When we talk about Harry Culver’s dream, we acknowledge his visionary qualities but it seems we talk more about drawing the movie studios here and how it all started around Main Street. There is another part of the story that needs to be heard, but until we had access to Culver’s early ads, it was a lot of speculation. Speculation, in this case, was good.

I’ll write less so you can see more. This image is cut from a newspaper before there was a Culver City or the Culver City News. These ads, all pasted in a book (as was the technology at the time), reflect Culver’s thinking and goals. They begin before 1917 –the year that the city was incorporated.

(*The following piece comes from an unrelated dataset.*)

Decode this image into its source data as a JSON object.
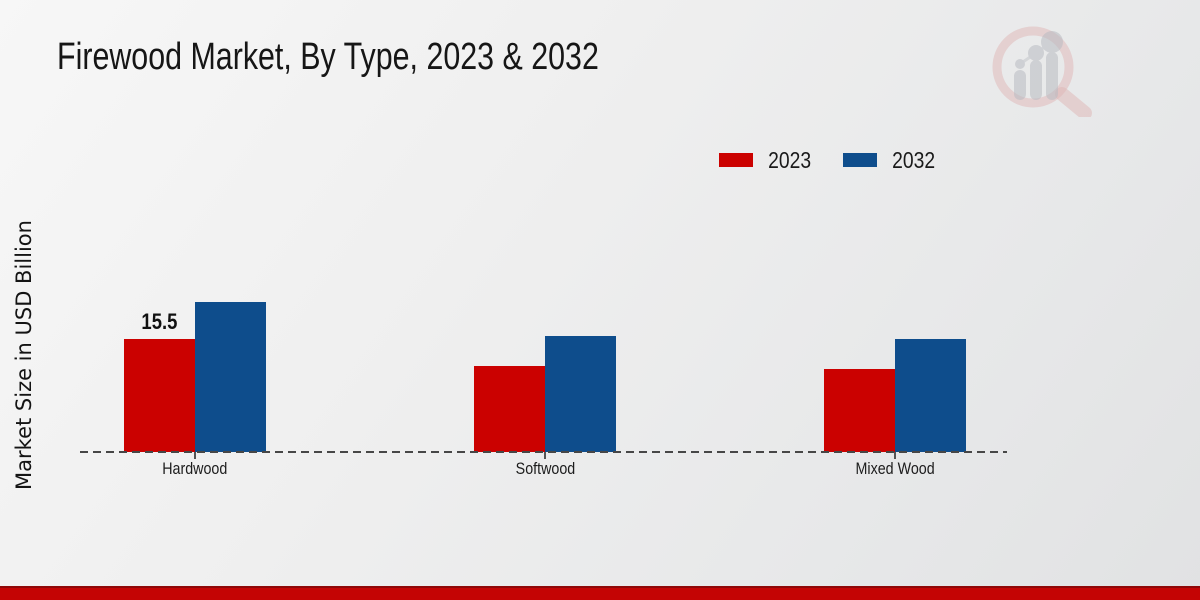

             The northernmost street is Venice Boulevard, with little trolleys traveling just above the word “Venice” (upper left) and above “Short Line.” Washington Boulevard is the heavy upper line, and the easterly heavy line (running north and south) reads “Inglewood Road.” The street on the west (left) was then called “Motordome Road,” which is probably what we know as Centinela Avenue today. The lower light line is now Culver Boulevard, but was then Putnam.

Under the words “Harry H. Culver Co.,” the “acreage” arrow points west to Venice and east to Los Angeles. The address for the company was 322-23-24 Story Building (in downtown L.A., where Culver had his office before Main Street was developed).  The ad shows a stop for the Redondo & Playa del Rey Electric, which states it is “only 35 minutes to 4th & Hill streets.”  This advertisement says “$30,000 cash gets this 60 ACRES today. $150,000 profit in subdividing this and we are prepared to PROVE it!”

This helps substantiate Culver’s plan to establish his city and let L.A./Venice grow to us and us to them, which is exactly what happened. It also reminds us that Washington Boulevard stretched from L.A. to Abbot Kinney’s resort of Venice, and how important it was for our city to have commercial development along it. The upper right portion shows an area of Mar Vista and the interesting planning around an oval, with streets we know as Marcasel Avenue and East Boulevard. Ads like this, along with city records, help us date areas like the west end of our city.